Peduzzi P, Concato J, Kemper E, Holford T R, Feinstein A R
Cooperative Studies Program Coordinating Center, Veterans Affairs Medical Center, West Haven Connecticut 06516, USA.
J Clin Epidemiol. 1996 Dec;49(12):1373-9. doi: 10.1016/s0895-4356(96)00236-3.

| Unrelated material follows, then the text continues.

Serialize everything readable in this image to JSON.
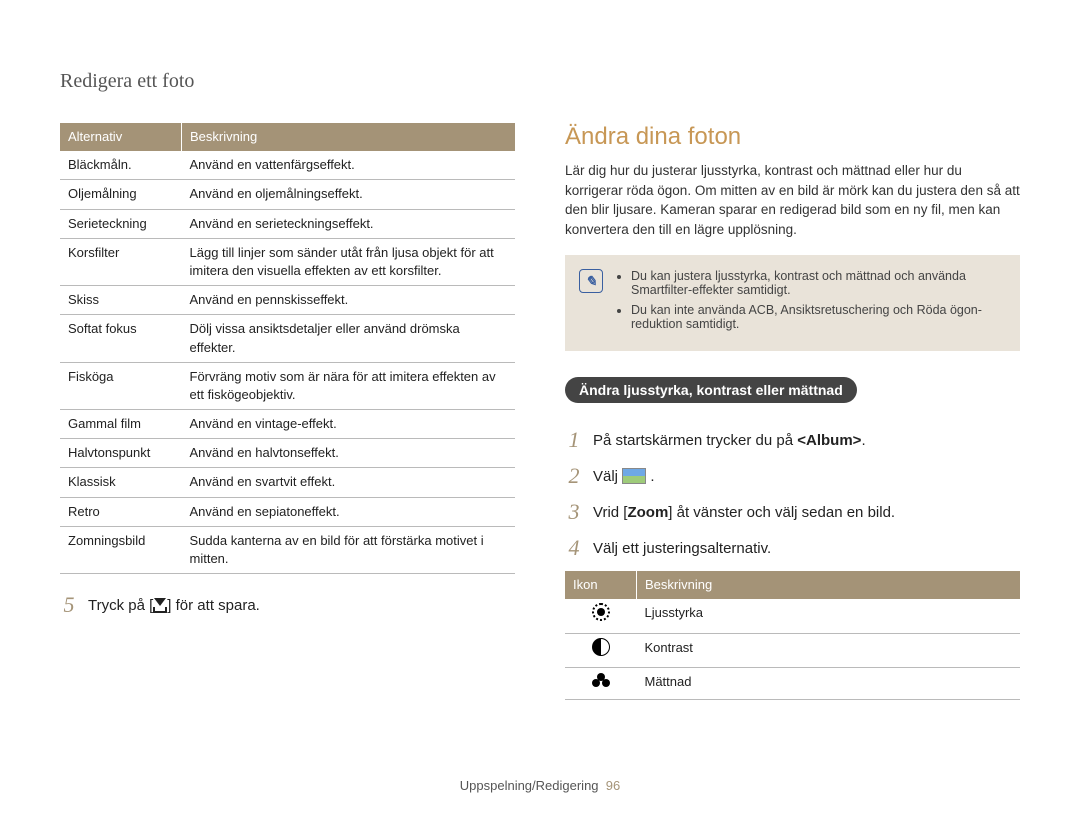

We performed a Monte Carlo study to evaluate the effect of the number of events per variable (EPV) analyzed in logistic regression analysis. The simulations were based on data from a cardiac trial of 673 patients in which 252 deaths occurred and seven variables were cogent predictors of mortality; the number of events per predictive variable was (252/7 =) 36 for the full sample. For the simulations, at values of EPV = 2, 5, 10, 15, 20, and 25, we randomly generated 500 samples of the 673 patients, chosen with replacement, according to a logistic model derived from the full sample. Simulation results for the regression coefficients for each variable in each group of 500 samples were compared for bias, precision, and significance testing against the results of the model fitted to the original sample. For EPV values of 10 or greater, no major problems occurred. For EPV values less than 10, however, the regression coefficients were biased in both positive and negative directions; the large sample variance estimates from the logistic model both overestimated and underestimated the sample variance of the regression coefficients; the 90% confidence limits about the estimated values did not have proper coverage; the Wald statistic was conservative under the null hypothesis; and paradoxical associations (significance in the wrong direction) were increased. Although other factors (such as the total number of events, or sample size) may influence the validity of the logistic model, our findings indicate that low EPV can lead to major problems.
我们进行了一项蒙特卡罗研究,以评估逻辑回归分析中每个变量的事件数(EPV)的影响。模拟基于一项针对673名患者的心脏试验数据,其中发生了252例死亡,7个变量是死亡率的有力预测指标;整个样本中每个预测变量的事件数为(252/7 =)36。对于模拟,在EPV = 2、5、10、15、20和25时,我们根据从整个样本得出的逻辑模型,随机抽取了500个673名患者的样本,抽样时可重复选取。将每组500个样本中每个变量的回归系数的模拟结果,在偏差、精度和显著性检验方面与拟合原始样本的模型结果进行比较。对于EPV值为10或更大的情况,未出现重大问题。然而,对于EPV值小于10的情况,回归系数在正负两个方向上都存在偏差;逻辑模型的大样本方差估计既高估又低估了回归系数的样本方差;估计值的90%置信区间没有适当的覆盖范围;在原假设下,Wald统计量较为保守;并且反常关联(错误方向上的显著性)有所增加。尽管其他因素(如事件总数或样本量)可能会影响逻辑模型的有效性,但我们的研究结果表明,低EPV可能会导致重大问题。